Este giro de la política tiene consecuencias en las relaciones de fuerza entre los partidos políticos existentes. Una vieja interpretación lineal sostenía que los tiempos turbulentos en la democracia traerían necesariamente al centro de la escena a las fuerzas más “rebeldes”. Acaso haya sido así también en este caso, pero lo que cambió y cambia es el lugar y el rol protagónico de esa “rebeldía”. Prestemos atención a un hecho impresionante que casi no convoca a ninguna reflexión política: la fuerza triunfadora de la derecha durante la “etapa kirchnerista” -el macrismo- parecía destinada a portar el estandarte de la oposición al peronismo. Pero no fue así. Hablar del por qué no fue así sería una propuesta importante para pensar mejor la política, sobre todo desde una perspectiva popular-nacional. Porque lo que habría que explicar no son cambios “estacionales” de breve duración sino problemas que están en la clave del debilitamiento de las fuerzas populares y democráticas en muchos e influyentes países del mundo. La jerarquía moral de la “democracia electoral” tuvo una época de ascenso a partir de la que fue llamada la “tercera era democrática”, la que alcanzó después de la caída de Franco en España y de Salazar en Portugal. No sin intencionalidad ideológica, el autor de esta interpretación histórica, el estadounidense Samuel Huntington, “incorporó” a la ola los procesos de derrumbe de los regímenes afines a la Unión Soviética.
Hoy estamos viviendo una “ola” distinta. El mundo no vive la sensación (equívoca, pero, para algunos, estimulante) de estar entrando en una nueva era de libertad -y mucho menos de igualdad-. Más bien es el tiempo de la “rebelión conservadora”, la que impulsa la reacción contra el feminismo, la que llega a recuperar argumentos negacionistas y a exaltarse con símbolos políticos de épocas que se consideraban clausuradas después del fin de la segunda guerra.
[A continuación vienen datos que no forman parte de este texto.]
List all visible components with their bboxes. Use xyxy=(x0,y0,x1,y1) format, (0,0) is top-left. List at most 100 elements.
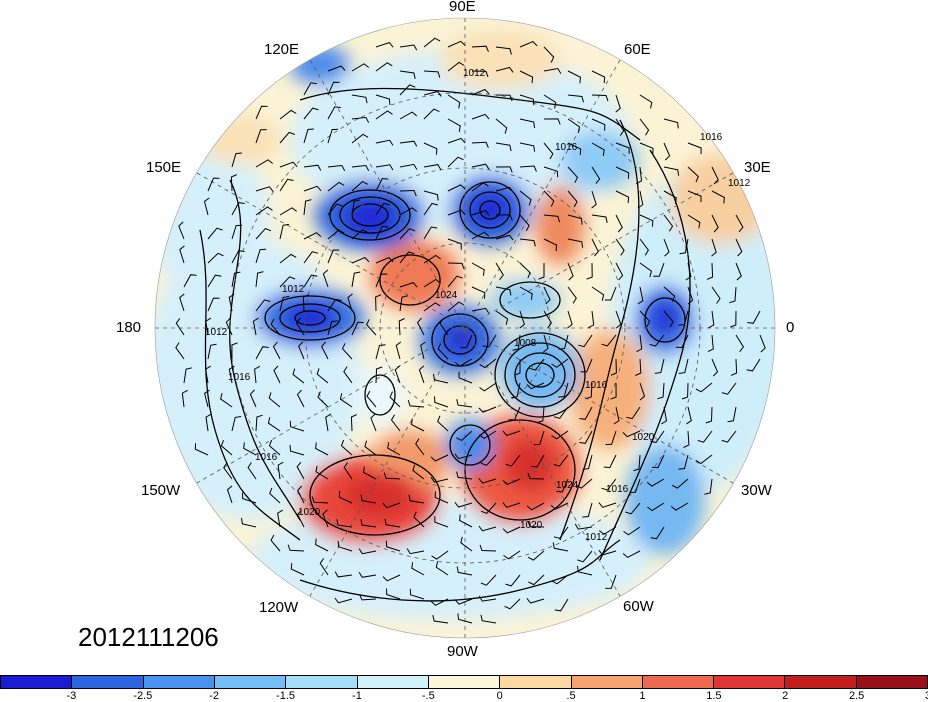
contour-label: 1012 xyxy=(585,532,608,543)
wind-barb xyxy=(423,226,438,240)
wind-barb xyxy=(615,118,625,136)
wind-barb xyxy=(303,199,312,216)
wind-barb xyxy=(447,118,461,132)
wind-barb xyxy=(637,190,644,209)
colorbar-swatch xyxy=(785,676,857,688)
wind-barb xyxy=(637,286,644,305)
wind-barb xyxy=(478,478,497,484)
wind-barb xyxy=(432,614,449,624)
wind-barb xyxy=(298,341,305,360)
wind-barb xyxy=(543,46,555,63)
wind-barb xyxy=(205,317,212,336)
wind-barb xyxy=(231,342,238,360)
wind-barb xyxy=(551,358,569,368)
longitude-label-150e: 150E xyxy=(146,159,182,176)
wind-barb xyxy=(370,413,377,432)
valid-time-label: 2012111206 xyxy=(78,622,219,652)
wind-barb xyxy=(552,542,569,552)
wind-barb xyxy=(603,454,617,469)
wind-barb xyxy=(375,344,386,360)
wind-barb xyxy=(303,128,314,144)
wind-barb xyxy=(277,509,284,528)
wind-barb xyxy=(598,549,617,556)
wind-barb xyxy=(759,334,766,353)
wind-barb xyxy=(505,574,521,587)
wind-barb xyxy=(311,496,329,504)
wind-barb xyxy=(519,214,530,232)
contour-labels: 1012 1012 1016 1012 1016 1016 1016 1012 … xyxy=(205,68,751,543)
longitude-label-120e: 120E xyxy=(264,41,300,58)
wind-barb xyxy=(430,454,449,462)
wind-barb xyxy=(588,310,595,329)
wind-barb xyxy=(447,137,466,144)
wind-barb xyxy=(598,526,617,535)
wind-barb xyxy=(303,164,322,171)
wind-barb xyxy=(339,393,353,408)
wind-barb xyxy=(511,382,521,399)
wind-barb xyxy=(399,111,418,120)
wind-barb xyxy=(649,334,665,347)
wind-barb xyxy=(454,501,473,508)
wind-barb xyxy=(289,445,305,456)
wind-barb xyxy=(639,214,654,227)
wind-barb xyxy=(687,166,699,183)
wind-barb xyxy=(663,142,671,161)
wind-barb xyxy=(334,597,353,604)
wind-barb xyxy=(646,478,665,487)
wind-barb xyxy=(526,502,545,511)
colorbar-tick-label: 1 xyxy=(639,690,646,702)
wind-barb xyxy=(479,544,497,552)
wind-barb xyxy=(431,550,449,560)
wind-barb xyxy=(543,118,561,125)
wind-barb xyxy=(604,286,617,301)
longitude-label-90w: 90W xyxy=(447,643,478,660)
wind-barb xyxy=(502,478,521,486)
wind-barb xyxy=(704,478,713,495)
wind-barb xyxy=(255,105,268,120)
wind-barb xyxy=(536,406,545,424)
wind-barb xyxy=(623,526,641,536)
wind-barb xyxy=(527,550,545,561)
wind-barb xyxy=(319,558,329,576)
wind-barb xyxy=(505,454,521,467)
wind-barb xyxy=(272,341,281,360)
wind-barb xyxy=(297,485,305,504)
wind-barb xyxy=(385,540,401,552)
wind-barb xyxy=(495,118,508,134)
wind-barb xyxy=(241,517,257,528)
wind-barb xyxy=(471,286,486,299)
wind-barb xyxy=(399,140,418,147)
wind-barb xyxy=(327,128,339,144)
wind-barb xyxy=(495,142,512,152)
wind-barb xyxy=(247,462,257,480)
wind-barb xyxy=(735,214,744,233)
wind-barb xyxy=(375,164,394,171)
wind-barb xyxy=(553,454,569,467)
wind-barb xyxy=(639,142,654,155)
wind-barb xyxy=(639,118,650,136)
wind-barb xyxy=(437,343,449,360)
wind-barb xyxy=(255,159,274,168)
wind-barb xyxy=(277,461,284,480)
wind-barb xyxy=(207,274,222,288)
wind-barb xyxy=(417,317,425,336)
colorbar-swatch xyxy=(72,676,144,688)
wind-barb xyxy=(343,462,353,480)
wind-barb xyxy=(359,594,377,601)
wind-barb xyxy=(267,417,281,432)
wind-barb xyxy=(512,334,521,351)
wind-barb xyxy=(591,94,609,102)
anomaly-field xyxy=(155,18,775,638)
contour-label: 1020 xyxy=(632,432,655,443)
wind-barb xyxy=(241,492,257,504)
wind-barb xyxy=(601,478,617,491)
wind-barb xyxy=(279,131,295,144)
wind-barb xyxy=(434,516,449,528)
colorbar-swatch xyxy=(143,676,215,688)
wind-barb xyxy=(175,342,185,360)
wind-barb xyxy=(295,318,305,336)
wind-barb xyxy=(203,197,210,216)
wind-barb xyxy=(478,406,497,413)
wind-barb xyxy=(686,406,692,425)
wind-barb xyxy=(279,253,297,264)
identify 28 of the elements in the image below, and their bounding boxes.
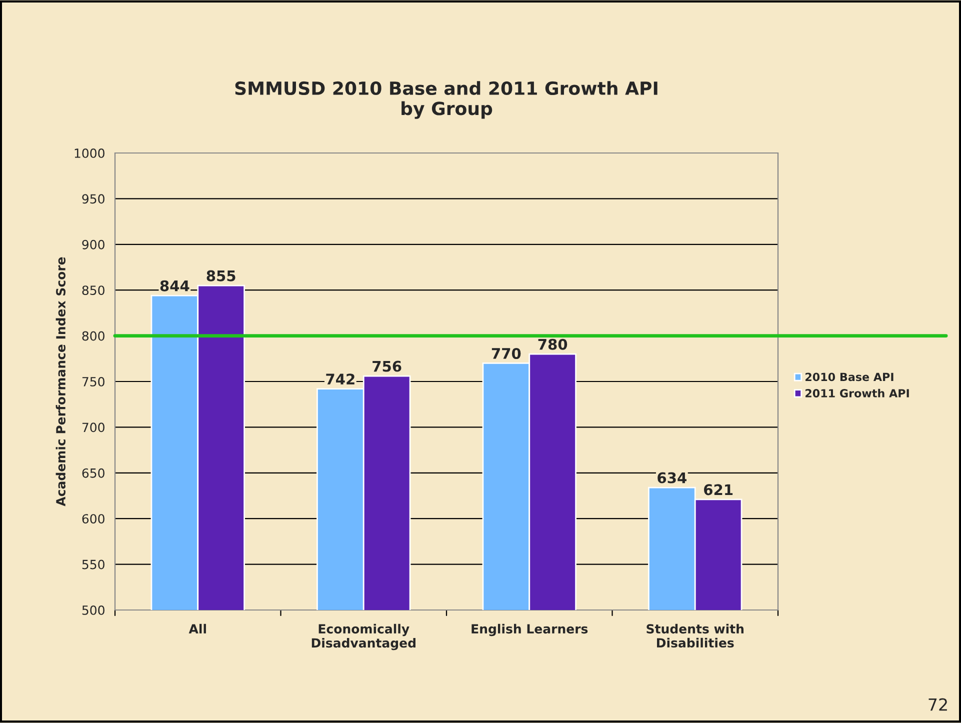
legend-label: 2011 Growth API (806, 388, 909, 398)
data-label: 855 (206, 270, 236, 282)
x-tick-label: English Learners (472, 624, 588, 636)
y-tick-label: 600 (82, 514, 104, 524)
data-label: 770 (492, 348, 521, 360)
data-label: 634 (658, 472, 686, 484)
y-tick-label: 1000 (74, 148, 104, 158)
legend-label: 2010 Base API (806, 372, 894, 382)
data-label: 756 (372, 360, 402, 372)
y-axis-title: Academic Performance Index Score (56, 257, 66, 506)
data-label: 844 (160, 280, 190, 292)
chart-title: SMMUSD 2010 Base and 2011 Growth API by Group (235, 81, 658, 119)
data-label: 621 (704, 484, 733, 496)
y-tick-label: 550 (82, 560, 104, 570)
y-tick-label: 700 (82, 422, 104, 432)
y-tick-label: 750 (82, 376, 104, 386)
y-tick-label: 800 (82, 331, 104, 341)
text: 72 (928, 698, 947, 711)
data-label: 780 (538, 338, 568, 350)
data-label: 742 (326, 374, 354, 384)
x-tick-label: All (188, 624, 206, 634)
x-tick-label: Economically Disadvantaged (312, 624, 416, 650)
y-tick-label: 850 (82, 286, 104, 296)
y-tick-label: 500 (82, 605, 104, 615)
y-tick-label: 950 (82, 194, 104, 204)
y-tick-label: 900 (82, 240, 104, 250)
x-tick-label: Students with Disabilities (646, 624, 744, 648)
y-tick-label: 650 (82, 468, 104, 478)
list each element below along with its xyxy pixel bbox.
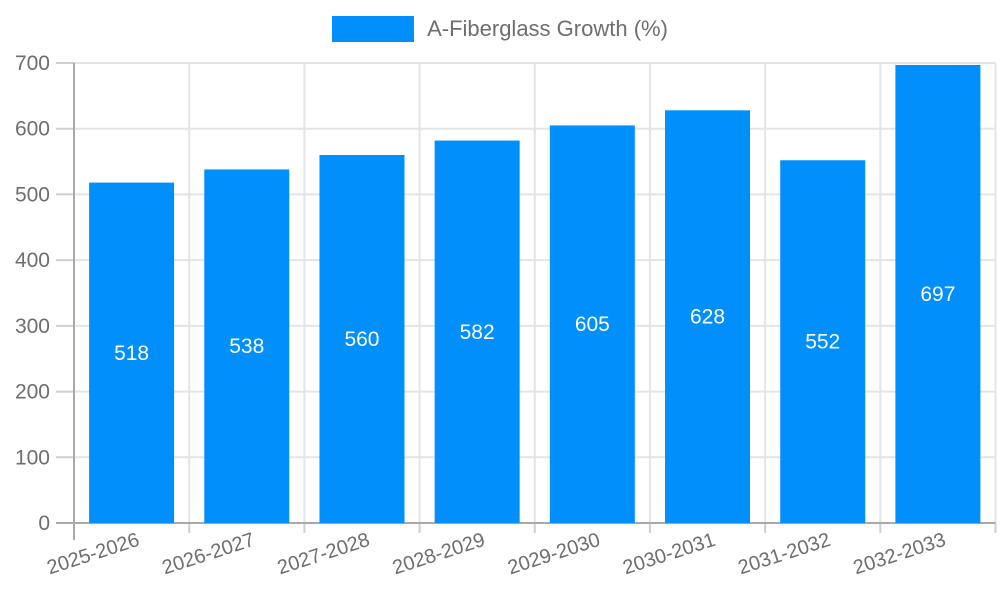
bar-value-label: 560: [344, 328, 379, 351]
bar-2027-2028[interactable]: [319, 155, 405, 523]
y-axis-tick-label: 400: [15, 249, 50, 272]
bar-2031-2032[interactable]: [780, 160, 866, 523]
bar-value-label: 697: [920, 283, 955, 306]
x-axis-category-label: 2025-2026: [44, 529, 142, 579]
bar-2029-2030[interactable]: [549, 125, 635, 523]
x-axis-category-label: 2028-2029: [390, 529, 488, 579]
bar-2032-2033[interactable]: [895, 64, 981, 523]
y-axis-tick-label: 0: [38, 512, 50, 535]
y-axis-tick-label: 100: [15, 446, 50, 469]
y-axis-tick-label: 300: [15, 315, 50, 338]
bar-value-label: 552: [805, 331, 840, 354]
bar-value-label: 605: [575, 313, 610, 336]
legend-item-fiberglass-growth[interactable]: A-Fiberglass Growth (%): [332, 16, 668, 42]
x-axis-category-label: 2031-2032: [735, 529, 833, 579]
bar-2025-2026[interactable]: [89, 182, 175, 523]
bar-2030-2031[interactable]: [665, 110, 751, 524]
bar-value-label: 628: [690, 306, 725, 329]
x-axis-category-label: 2032-2033: [851, 529, 949, 579]
bar-value-label: 538: [229, 335, 264, 358]
bar-value-label: 518: [114, 342, 149, 365]
bar-value-label: 582: [460, 321, 495, 344]
y-axis-tick-label: 500: [15, 183, 50, 206]
x-axis-category-label: 2029-2030: [505, 529, 603, 579]
bar-2028-2029[interactable]: [434, 140, 520, 524]
y-axis-tick-label: 200: [15, 381, 50, 404]
x-axis-category-label: 2026-2027: [160, 529, 258, 579]
x-axis-category-label: 2027-2028: [275, 529, 373, 579]
legend-swatch-icon: [332, 16, 415, 42]
y-axis-tick-label: 700: [15, 52, 50, 75]
y-axis-tick-label: 600: [15, 118, 50, 141]
bar-2026-2027[interactable]: [204, 169, 290, 523]
legend: A-Fiberglass Growth (%): [0, 16, 1000, 42]
legend-label: A-Fiberglass Growth (%): [427, 16, 668, 41]
x-axis-category-label: 2030-2031: [620, 529, 718, 579]
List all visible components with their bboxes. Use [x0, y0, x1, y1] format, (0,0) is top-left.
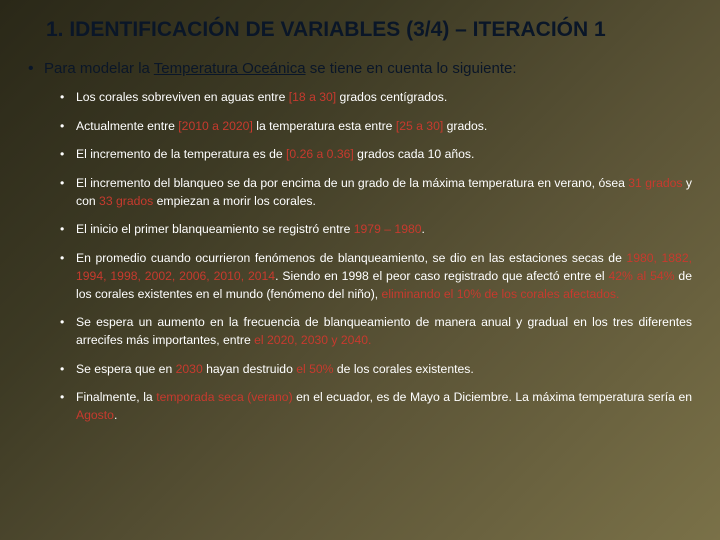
text: hayan destruido — [203, 362, 297, 376]
text: Finalmente, la — [76, 390, 156, 404]
text: Actualmente entre — [76, 119, 178, 133]
highlight: [0.26 a 0.36] — [286, 147, 354, 161]
text: Se espera un aumento en la frecuencia de… — [76, 315, 692, 347]
highlight: [25 a 30] — [396, 119, 443, 133]
intro-text: Para modelar la Temperatura Oceánica se … — [42, 60, 692, 77]
slide-title: 1. IDENTIFICACIÓN DE VARIABLES (3/4) – I… — [28, 18, 692, 42]
highlight: el 2020, 2030 y 2040. — [254, 333, 371, 347]
highlight: temporada seca (verano) — [156, 390, 292, 404]
highlight: 42% al 54% — [608, 269, 674, 283]
highlight: eliminando el 10% de los corales afectad… — [382, 287, 620, 301]
text: El inicio el primer blanqueamiento se re… — [76, 222, 354, 236]
text: empiezan a morir los corales. — [153, 194, 316, 208]
list-item: Se espera un aumento en la frecuencia de… — [76, 314, 692, 349]
text: Se espera que en — [76, 362, 176, 376]
intro-suffix: se tiene en cuenta lo siguiente: — [306, 60, 517, 77]
text: grados. — [443, 119, 487, 133]
bullet-list: Los corales sobreviven en aguas entre [1… — [28, 89, 692, 425]
text: . — [114, 408, 117, 422]
list-item: El incremento del blanqueo se da por enc… — [76, 175, 692, 210]
intro-prefix: Para modelar la — [44, 60, 154, 77]
text: grados centígrados. — [336, 90, 447, 104]
highlight: 31 grados — [628, 176, 682, 190]
list-item: El incremento de la temperatura es de [0… — [76, 146, 692, 164]
list-item: El inicio el primer blanqueamiento se re… — [76, 221, 692, 239]
text: en el ecuador, es de Mayo a Diciembre. L… — [293, 390, 692, 404]
text: grados cada 10 años. — [354, 147, 475, 161]
highlight: 2030 — [176, 362, 203, 376]
text: de los corales existentes. — [334, 362, 474, 376]
text: El incremento de la temperatura es de — [76, 147, 286, 161]
intro-bullet: Para modelar la Temperatura Oceánica se … — [42, 60, 692, 77]
highlight: [2010 a 2020] — [178, 119, 253, 133]
text: Los corales sobreviven en aguas entre — [76, 90, 289, 104]
list-item: Los corales sobreviven en aguas entre [1… — [76, 89, 692, 107]
text: . Siendo en 1998 el peor caso registrado… — [275, 269, 608, 283]
text: . — [422, 222, 425, 236]
list-item: Se espera que en 2030 hayan destruido el… — [76, 361, 692, 379]
intro-underline: Temperatura Oceánica — [154, 60, 306, 77]
highlight: Agosto — [76, 408, 114, 422]
list-item: Actualmente entre [2010 a 2020] la tempe… — [76, 118, 692, 136]
highlight: el 50% — [296, 362, 333, 376]
text: la temperatura esta entre — [253, 119, 396, 133]
text: El incremento del blanqueo se da por enc… — [76, 176, 628, 190]
list-item: Finalmente, la temporada seca (verano) e… — [76, 389, 692, 424]
highlight: 1979 – 1980 — [354, 222, 422, 236]
text: En promedio cuando ocurrieron fenómenos … — [76, 251, 626, 265]
list-item: En promedio cuando ocurrieron fenómenos … — [76, 250, 692, 303]
highlight: 33 grados — [99, 194, 153, 208]
highlight: [18 a 30] — [289, 90, 336, 104]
Es posible que la derecha de hoy esté considerando que el pasaje actual hacia una desconfianza-indiferencia creciente respecto de la democracia y de la política se convierta en el prólogo de una nueva era mundial que cierre el círculo clamando por un regreso autoritario bajo nuevas formas capaces de asegurar apoyos populares que las viejas formas del golpismo autoritario, la violencia policial exacerbada y la ideología imperialista no conseguían.
Cuando observamos la exhibición grotesca con que la ministra de seguridad Bullrich prologa y organiza repugnantes escenas de violencia contra los reclamos legítimos (nunca como ahora) de los jubilados, tendremos que reconstruir una idea democrática del país que se ha ido debilitando justamente en el 40 aniversario de su recuperación. La democracia, los derechos sociales y la soberanía nacional no pueden ser defendidos y sostenidos por separado: constituyen el ser de la democracia.